1 in a billion might be a conservative target. I can appreciate that statistically, reaching parity should be a net improvement over the status quo, but that only works if we somehow force 100% adoption. In the meantime, my choice to use a self-driving car has to assess its risk compared to my driving, not the drunk's.
> I disagree. The 1:100M statistic is too broad, and includes many extremely unsafe drivers
To be clear, I'm not arguing for what it should be. I'm arguing for what it is.
I tend to drive the speed limit. I think more people should. I also recognise there is no public support for ticketing folks going 5 over.
> my choice to use a self-driving car has to assess its risk compared to my driving, not the drunk's
All of these services are supply constrained. That's why I've revised my hypothesis. There are enough folks who will take that car before you get comfortable who will make it lucrative to fill streets with them.
(And to be clear, I'll ride in a Waymo or a Cybercab. I won't book a ride with a friend or my pets in the latter.)

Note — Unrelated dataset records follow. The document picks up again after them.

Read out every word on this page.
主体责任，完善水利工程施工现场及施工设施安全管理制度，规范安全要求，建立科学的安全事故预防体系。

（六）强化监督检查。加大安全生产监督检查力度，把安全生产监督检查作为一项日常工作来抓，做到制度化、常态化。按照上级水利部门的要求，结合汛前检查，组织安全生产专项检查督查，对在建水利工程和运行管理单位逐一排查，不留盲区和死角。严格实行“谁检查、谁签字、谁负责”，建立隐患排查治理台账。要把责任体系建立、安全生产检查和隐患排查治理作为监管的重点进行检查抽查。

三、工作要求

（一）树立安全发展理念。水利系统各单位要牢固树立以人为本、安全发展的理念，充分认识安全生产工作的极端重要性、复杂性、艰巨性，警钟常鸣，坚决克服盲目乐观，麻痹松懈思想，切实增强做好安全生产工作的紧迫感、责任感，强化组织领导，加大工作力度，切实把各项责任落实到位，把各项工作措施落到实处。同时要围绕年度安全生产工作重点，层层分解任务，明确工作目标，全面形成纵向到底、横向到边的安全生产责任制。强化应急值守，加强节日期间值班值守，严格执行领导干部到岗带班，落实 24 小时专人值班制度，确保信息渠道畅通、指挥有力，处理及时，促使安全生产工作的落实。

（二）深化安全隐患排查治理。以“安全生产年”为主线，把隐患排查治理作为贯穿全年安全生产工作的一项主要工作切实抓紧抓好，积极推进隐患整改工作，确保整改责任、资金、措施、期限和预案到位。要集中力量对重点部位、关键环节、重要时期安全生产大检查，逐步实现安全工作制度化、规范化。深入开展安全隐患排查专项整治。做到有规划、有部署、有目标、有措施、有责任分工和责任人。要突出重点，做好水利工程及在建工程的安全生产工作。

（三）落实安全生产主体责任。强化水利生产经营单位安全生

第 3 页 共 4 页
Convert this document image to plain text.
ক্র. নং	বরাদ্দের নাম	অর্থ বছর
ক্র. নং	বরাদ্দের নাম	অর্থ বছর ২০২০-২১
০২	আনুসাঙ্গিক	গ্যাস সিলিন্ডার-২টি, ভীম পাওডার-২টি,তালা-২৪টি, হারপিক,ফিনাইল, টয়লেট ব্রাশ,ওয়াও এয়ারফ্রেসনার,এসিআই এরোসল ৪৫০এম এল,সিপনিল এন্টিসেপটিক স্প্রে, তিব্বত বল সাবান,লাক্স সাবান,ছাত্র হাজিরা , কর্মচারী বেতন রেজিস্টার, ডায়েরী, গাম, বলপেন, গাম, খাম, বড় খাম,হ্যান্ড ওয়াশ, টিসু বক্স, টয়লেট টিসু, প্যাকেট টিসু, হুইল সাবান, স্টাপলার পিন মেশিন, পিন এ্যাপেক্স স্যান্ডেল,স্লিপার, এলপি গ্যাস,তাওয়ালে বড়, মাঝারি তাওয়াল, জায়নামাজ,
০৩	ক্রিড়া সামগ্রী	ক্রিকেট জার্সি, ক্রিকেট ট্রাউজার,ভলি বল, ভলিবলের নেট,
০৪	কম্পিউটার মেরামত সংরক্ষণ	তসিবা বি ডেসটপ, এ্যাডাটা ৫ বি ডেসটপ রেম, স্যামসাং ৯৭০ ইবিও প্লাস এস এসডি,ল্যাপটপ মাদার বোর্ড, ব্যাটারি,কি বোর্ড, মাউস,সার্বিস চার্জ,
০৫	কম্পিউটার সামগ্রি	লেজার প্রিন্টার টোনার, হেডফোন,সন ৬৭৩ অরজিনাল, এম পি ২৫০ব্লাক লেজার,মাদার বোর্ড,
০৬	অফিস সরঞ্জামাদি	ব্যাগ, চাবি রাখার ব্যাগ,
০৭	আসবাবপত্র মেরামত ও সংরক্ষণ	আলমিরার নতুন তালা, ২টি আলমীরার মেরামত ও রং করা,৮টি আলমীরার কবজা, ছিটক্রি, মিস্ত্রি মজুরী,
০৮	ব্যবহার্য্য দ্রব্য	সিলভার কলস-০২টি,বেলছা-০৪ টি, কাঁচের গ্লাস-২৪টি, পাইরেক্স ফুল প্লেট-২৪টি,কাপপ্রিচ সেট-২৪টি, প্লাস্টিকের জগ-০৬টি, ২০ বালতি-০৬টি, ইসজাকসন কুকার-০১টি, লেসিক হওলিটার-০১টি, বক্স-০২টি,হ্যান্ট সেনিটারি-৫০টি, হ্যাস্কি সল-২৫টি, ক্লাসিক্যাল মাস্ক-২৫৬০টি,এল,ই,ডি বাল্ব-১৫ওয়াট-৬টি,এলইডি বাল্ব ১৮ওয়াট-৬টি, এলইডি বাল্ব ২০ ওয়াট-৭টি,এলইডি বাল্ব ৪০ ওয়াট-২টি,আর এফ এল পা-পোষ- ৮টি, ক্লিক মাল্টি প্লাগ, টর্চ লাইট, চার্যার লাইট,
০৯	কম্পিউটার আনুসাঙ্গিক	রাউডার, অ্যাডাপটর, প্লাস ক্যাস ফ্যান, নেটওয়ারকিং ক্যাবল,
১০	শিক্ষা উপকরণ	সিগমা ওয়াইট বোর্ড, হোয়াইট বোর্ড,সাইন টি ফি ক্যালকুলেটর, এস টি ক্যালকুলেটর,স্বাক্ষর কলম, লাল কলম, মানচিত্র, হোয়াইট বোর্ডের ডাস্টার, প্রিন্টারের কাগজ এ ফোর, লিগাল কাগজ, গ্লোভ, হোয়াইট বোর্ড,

This gets near something I was thinking about. Most of the numbers seem to assume that injuries, injury severity, and deaths are all some fixed proportion of each other. But is that really true in the context of self-driving cars of all types?
It seems reasonable that the deaths and major injuries come highly disproportionally from excessively high speed, slow reaction times at such speeds, going much too fast for conditions even at lower absolute speeds. What if even the not very good self-driving cars are much better at avoiding the base conditions that result in accidents leading to deaths, even if they aren't so good at avoiding lower-speed fender-benders?
If that were true, what would that mean to our adoption of them? Maybe even the less-great ones are better overall. Especially if the cars are owned by the company, so the costs of any such minor fender-benders are all on them.
If that's the case, maybe Tesla's camera-only system is fairly good actually, especially if it saves enough money to make them more widespread. Or maybe Waymo will get the costs of their more advanced sensors down faster and they'll end up more economical overall first. They certainly seem to be doing better at getting bigger faster in any case.
A death is a catastrophic case, but even a mild collision with bumps and bruises to the people involved would set back Tesla years.
People have an expectation that self driving cars will be magical in ability. Look at the flac waymo has received despite it's most egregious violations being fender bender equivalents
I am not a blind AI fanboy but I am more bullish than some people here, for two reasons:
1. We might be drowning under the "top of the iceberg" at the moment (quickly generated AI slop) but there's a silent crowd of builders doing long-term work (still with the help of AI) that will only surface after months of work. I expect more of the bottom of the iceberg to show up over time.
2. A lot of the most interesting work in science was done out of sheer curiosity, not given a specific problem to solve. The current generation of AI is good -- and getting better -- at the latter, but genuinely incapable of doing the former in a remotely meaningful way.
In other words, I'm long on truly human-driven innovation.